Antibiotic awareness drives digital conversation in European countries

The use of social and other digital media – Twitter, Facebook, YouTube, text messages, video and websites – for health messaging is growing rapidly in the WHO European Region. All 19 of the non-EU countries that participated in the first World Antibiotic Awareness Week (WAAW) in 2015 used digital media to raise awareness about antibiotic resistance. This marks a tremendous change from a couple of years earlier, when only around 10% of these countries used digital media to promote campaigns.

Digital media use in European countries

Since 2012, WHO and its Member States have used various forms of digital media to heighten awareness of antibiotic resistance, most recently during WAAW in November 2015. WAAW continues and broadens the scope of the European Antibiotic Awareness Day, a European initiative that WHO/Europe joined in 2012.

Countries created special Facebook pages; some developed videos to be shown on national TV during prime time; and others featured special campaign websites. Additionally, a few countries initiated collaboration with telecommunication companies. Some of the activities are described below. 

  • In Armenia, text messages about antibiotic use were sent to all mobile phone users via two large telecommunication companies. In addition, flash mobs were arranged at some universities.
  • In the Republic of Moldova, the National Centre for Public Health collaborated with a private mobile phone company to send text messages on antibiotic resistance to all mobile phone users. 
  • The Czech Republic's National Institute of Public Health placed advocacy videos on their YouTube channel as well as in hospitals, in collaboration with WHO. 
  • The Estonian Health Board (Terviseamet team) created a web site and a social media campaign.
  • Lithuania also used a campaign website and a Facebook page; in addition, short films on preventing antibiotic resistance were shown on public transport. 
  • Slovakia prepared video spots with microbiologists, infectious disease specialists and WHO experts and shared an official campaign website.

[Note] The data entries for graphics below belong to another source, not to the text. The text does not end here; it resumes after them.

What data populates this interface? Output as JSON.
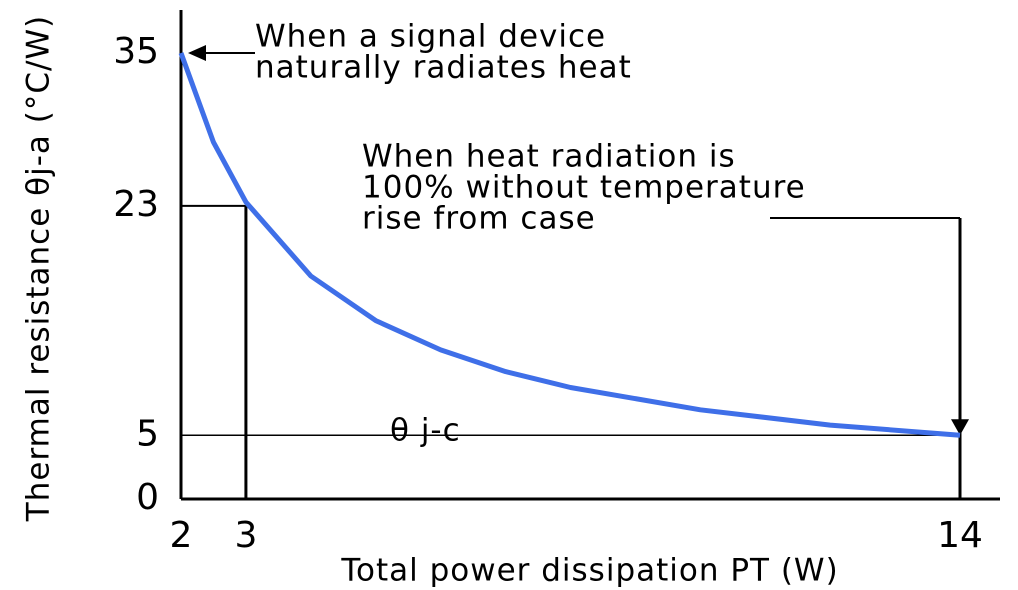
{
  "chart_data": {
    "type": "line",
    "x_label": "Total power dissipation PT (W)",
    "y_label": "Thermal resistance θj-a (°C/W)",
    "x": [
      2,
      2.5,
      3,
      4,
      5,
      6,
      7,
      8,
      10,
      12,
      14
    ],
    "series": [
      {
        "name": "θj-a",
        "color": "#3f6fe8",
        "values": [
          35,
          28,
          23.3,
          17.5,
          14,
          11.7,
          10,
          8.75,
          7,
          5.8,
          5
        ]
      }
    ],
    "xlim": [
      2,
      14
    ],
    "xticks": [
      2,
      3,
      14
    ],
    "ylim": [
      0,
      35
    ],
    "yticks": [
      0,
      5,
      23,
      35
    ],
    "annotations": [
      {
        "lines": [
          "When a signal device",
          "naturally radiates heat"
        ]
      },
      {
        "lines": [
          "When heat radiation is",
          "100% without temperature",
          "rise from case"
        ]
      },
      {
        "lines": [
          "θ j-c"
        ]
      }
    ]
  }
}
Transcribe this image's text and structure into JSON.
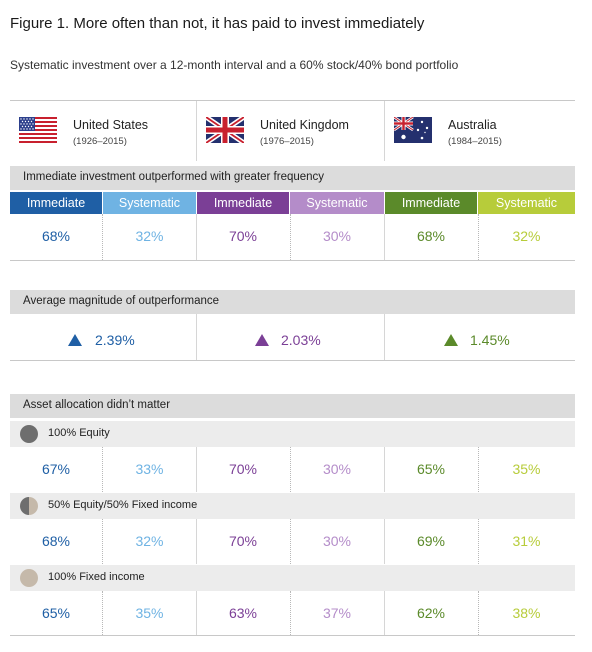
{
  "title": "Figure 1. More often than not, it has paid to invest immediately",
  "subtitle": "Systematic investment over a 12-month interval and a 60% stock/40% bond portfolio",
  "colors": {
    "us_dark": "#1f5fa5",
    "us_light": "#6fb3e3",
    "uk_dark": "#7b3f96",
    "uk_light": "#b48cc9",
    "au_dark": "#5b8a2a",
    "au_light": "#b7cc3a"
  },
  "countries": [
    {
      "name": "United States",
      "years": "(1926–2015)",
      "flag": "us-flag-icon"
    },
    {
      "name": "United Kingdom",
      "years": "(1976–2015)",
      "flag": "uk-flag-icon"
    },
    {
      "name": "Australia",
      "years": "(1984–2015)",
      "flag": "australia-flag-icon"
    }
  ],
  "headers": {
    "immediate": "Immediate",
    "systematic": "Systematic"
  },
  "sections": {
    "frequency": "Immediate investment outperformed with greater frequency",
    "magnitude": "Average magnitude of outperformance",
    "allocation": "Asset allocation didn’t matter"
  },
  "frequency": {
    "us": [
      "68%",
      "32%"
    ],
    "uk": [
      "70%",
      "30%"
    ],
    "au": [
      "68%",
      "32%"
    ]
  },
  "magnitude": {
    "us": "2.39%",
    "uk": "2.03%",
    "au": "1.45%"
  },
  "allocation": [
    {
      "label": "100% Equity",
      "icon": "full-equity-circle-icon",
      "us": [
        "67%",
        "33%"
      ],
      "uk": [
        "70%",
        "30%"
      ],
      "au": [
        "65%",
        "35%"
      ]
    },
    {
      "label": "50% Equity/50% Fixed income",
      "icon": "half-equity-circle-icon",
      "us": [
        "68%",
        "32%"
      ],
      "uk": [
        "70%",
        "30%"
      ],
      "au": [
        "69%",
        "31%"
      ]
    },
    {
      "label": "100% Fixed income",
      "icon": "fixed-income-circle-icon",
      "us": [
        "65%",
        "35%"
      ],
      "uk": [
        "63%",
        "37%"
      ],
      "au": [
        "62%",
        "38%"
      ]
    }
  ]
}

Digital campaigning for WAAW 

The new emphasis on digital media doesn't surprise Maya Mateshvili, who coordinated the Georgian National Centre for Disease Control's communication activities with WHO/Europe during WAAW. "We live in a digital era, with ever-increasing numbers of people around the world using digital media. It's hard to imagine a modern campaign without it. Digital media allow us to spread useful public health information and to interact directly with our target audience." 

Georgia built the momentum in the weeks leading up to WAAW, posting related materials and videos featuring well-known health care professionals. Facebook is among the top three websites used daily by Georgians and is especially popular among young urban professionals and other young people. The National Centre for Disease Control posted live updates and photos on Facebook and used news agencies to spread information online; the most popular WAAW Twitter post was seen up to 700 times, with 1500 views of over 60 tweets posted during the week. WAAW videos and posts on Facebook were viewed over 24 000 times. 

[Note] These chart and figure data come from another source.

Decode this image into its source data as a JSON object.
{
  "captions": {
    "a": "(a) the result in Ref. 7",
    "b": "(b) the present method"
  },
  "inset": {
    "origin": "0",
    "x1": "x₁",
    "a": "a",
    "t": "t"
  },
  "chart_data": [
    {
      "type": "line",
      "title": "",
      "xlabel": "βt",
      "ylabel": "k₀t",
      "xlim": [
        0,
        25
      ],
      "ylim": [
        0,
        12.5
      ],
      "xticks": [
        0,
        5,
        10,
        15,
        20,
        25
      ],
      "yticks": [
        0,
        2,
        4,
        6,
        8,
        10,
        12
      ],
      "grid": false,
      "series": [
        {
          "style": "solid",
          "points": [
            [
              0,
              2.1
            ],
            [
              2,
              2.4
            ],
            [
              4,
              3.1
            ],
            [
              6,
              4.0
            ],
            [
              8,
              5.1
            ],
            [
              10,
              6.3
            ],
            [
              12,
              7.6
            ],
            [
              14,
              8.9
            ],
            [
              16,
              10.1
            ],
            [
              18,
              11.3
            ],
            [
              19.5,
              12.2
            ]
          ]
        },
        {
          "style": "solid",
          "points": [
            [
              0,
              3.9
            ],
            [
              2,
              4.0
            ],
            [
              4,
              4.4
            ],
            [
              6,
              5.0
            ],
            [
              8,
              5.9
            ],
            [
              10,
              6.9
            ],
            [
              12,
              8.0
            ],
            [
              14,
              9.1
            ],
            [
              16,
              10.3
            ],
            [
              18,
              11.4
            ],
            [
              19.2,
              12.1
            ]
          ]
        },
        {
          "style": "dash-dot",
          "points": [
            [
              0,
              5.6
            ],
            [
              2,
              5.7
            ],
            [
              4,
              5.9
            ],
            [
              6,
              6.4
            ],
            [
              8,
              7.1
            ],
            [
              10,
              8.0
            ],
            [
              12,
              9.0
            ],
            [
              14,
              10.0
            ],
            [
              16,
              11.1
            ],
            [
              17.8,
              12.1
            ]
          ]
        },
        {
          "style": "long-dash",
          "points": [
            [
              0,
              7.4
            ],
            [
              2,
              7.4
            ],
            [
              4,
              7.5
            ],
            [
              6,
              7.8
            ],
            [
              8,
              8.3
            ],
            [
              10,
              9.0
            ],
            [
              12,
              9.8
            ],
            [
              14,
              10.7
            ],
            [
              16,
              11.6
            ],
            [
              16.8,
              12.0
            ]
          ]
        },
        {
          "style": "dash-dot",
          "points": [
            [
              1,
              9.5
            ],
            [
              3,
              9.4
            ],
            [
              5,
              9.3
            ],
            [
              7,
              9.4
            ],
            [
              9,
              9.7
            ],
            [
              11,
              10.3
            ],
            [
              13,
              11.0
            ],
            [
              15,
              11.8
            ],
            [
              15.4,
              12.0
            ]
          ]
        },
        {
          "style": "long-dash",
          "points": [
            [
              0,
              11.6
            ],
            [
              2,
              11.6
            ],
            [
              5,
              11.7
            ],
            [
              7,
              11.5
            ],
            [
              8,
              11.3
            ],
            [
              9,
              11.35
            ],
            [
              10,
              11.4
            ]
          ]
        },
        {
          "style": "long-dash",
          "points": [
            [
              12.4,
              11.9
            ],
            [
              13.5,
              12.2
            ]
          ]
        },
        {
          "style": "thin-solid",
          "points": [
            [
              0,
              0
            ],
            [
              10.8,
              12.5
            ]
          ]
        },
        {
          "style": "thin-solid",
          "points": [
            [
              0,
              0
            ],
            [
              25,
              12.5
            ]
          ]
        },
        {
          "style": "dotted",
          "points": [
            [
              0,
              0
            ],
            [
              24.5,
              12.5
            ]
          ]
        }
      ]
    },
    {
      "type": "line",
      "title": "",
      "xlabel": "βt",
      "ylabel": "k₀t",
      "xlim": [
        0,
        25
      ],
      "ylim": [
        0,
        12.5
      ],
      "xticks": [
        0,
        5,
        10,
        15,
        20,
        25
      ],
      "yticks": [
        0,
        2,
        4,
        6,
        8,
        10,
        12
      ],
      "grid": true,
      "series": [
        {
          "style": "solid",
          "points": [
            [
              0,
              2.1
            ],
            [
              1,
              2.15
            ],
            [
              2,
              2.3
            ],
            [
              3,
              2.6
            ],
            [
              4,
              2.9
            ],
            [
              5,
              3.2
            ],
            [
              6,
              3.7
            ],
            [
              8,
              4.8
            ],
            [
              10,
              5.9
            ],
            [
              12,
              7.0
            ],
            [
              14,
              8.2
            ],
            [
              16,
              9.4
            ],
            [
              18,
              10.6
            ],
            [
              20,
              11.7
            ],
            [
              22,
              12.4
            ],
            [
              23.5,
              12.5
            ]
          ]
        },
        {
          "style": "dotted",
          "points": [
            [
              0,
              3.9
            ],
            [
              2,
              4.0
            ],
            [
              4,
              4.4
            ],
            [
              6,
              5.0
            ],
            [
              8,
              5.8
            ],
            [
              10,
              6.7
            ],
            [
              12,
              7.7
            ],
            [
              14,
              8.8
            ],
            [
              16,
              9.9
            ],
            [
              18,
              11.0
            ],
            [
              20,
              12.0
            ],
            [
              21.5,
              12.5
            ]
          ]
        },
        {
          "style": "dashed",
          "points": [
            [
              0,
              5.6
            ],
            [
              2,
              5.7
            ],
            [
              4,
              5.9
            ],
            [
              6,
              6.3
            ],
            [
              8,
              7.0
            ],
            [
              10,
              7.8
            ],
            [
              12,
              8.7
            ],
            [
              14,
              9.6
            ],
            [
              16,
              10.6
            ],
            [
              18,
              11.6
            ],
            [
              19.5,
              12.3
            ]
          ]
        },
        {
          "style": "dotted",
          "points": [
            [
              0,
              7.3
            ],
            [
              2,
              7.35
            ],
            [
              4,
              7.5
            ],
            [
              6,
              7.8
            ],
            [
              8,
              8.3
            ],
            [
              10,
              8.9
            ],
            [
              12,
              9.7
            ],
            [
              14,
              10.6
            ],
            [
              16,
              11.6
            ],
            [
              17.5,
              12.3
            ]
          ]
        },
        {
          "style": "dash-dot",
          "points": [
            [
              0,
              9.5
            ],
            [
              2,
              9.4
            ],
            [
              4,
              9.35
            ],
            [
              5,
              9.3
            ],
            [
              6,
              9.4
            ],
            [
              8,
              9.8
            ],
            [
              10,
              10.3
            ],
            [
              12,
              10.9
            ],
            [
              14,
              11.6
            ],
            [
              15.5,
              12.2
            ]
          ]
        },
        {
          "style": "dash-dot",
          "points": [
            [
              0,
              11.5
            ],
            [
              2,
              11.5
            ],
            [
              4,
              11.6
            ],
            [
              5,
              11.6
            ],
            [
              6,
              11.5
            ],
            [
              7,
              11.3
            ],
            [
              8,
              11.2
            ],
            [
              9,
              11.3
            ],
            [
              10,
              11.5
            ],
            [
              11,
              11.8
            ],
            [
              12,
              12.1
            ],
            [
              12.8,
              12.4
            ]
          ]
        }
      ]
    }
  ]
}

In Turkey, the Ministry of Health held a national symposium to increase awareness about antimicrobial resistance among both health professionals and the public. The event was used to share messages on social media, and the Minister's statement was posted on the official website, Facebook and Twitter. 

Social media are widely used to communicate directly with the public in Ukraine and were chosen as a major platform for engagement during WAAW. The WHO Office in Ukraine used Twitter to spread information on antimicrobial resistance; one message proved particularly popular, with 454 re-tweets.

A popular topic on WHO/Europe's social media channels

Antibiotic resistance generates strong interest on Facebook, accounting for two of the five most popular posts since the WHO/Europe Facebook page was created in 2011. Its popularity may be due to its relevance in multiple sectors and industries and because it concerns everyone in Europe.

In 2015, WAAW sparked considerable communication on Twitter. Between 16 and 22 November 2015, @WHO_Europe was viewed more than 3 million times – almost 1 million more than in 2014. All top 10 tweets of the week focused on antibiotic awareness. Activities included a joint Twitter chat with the European Centre for Disease Prevention and Control, the European Commission, the European Food Safety Authority and the European Medicines Agency. Overall, it proved to be one of the top 10 most active weeks for @WHO_Europe during 2015.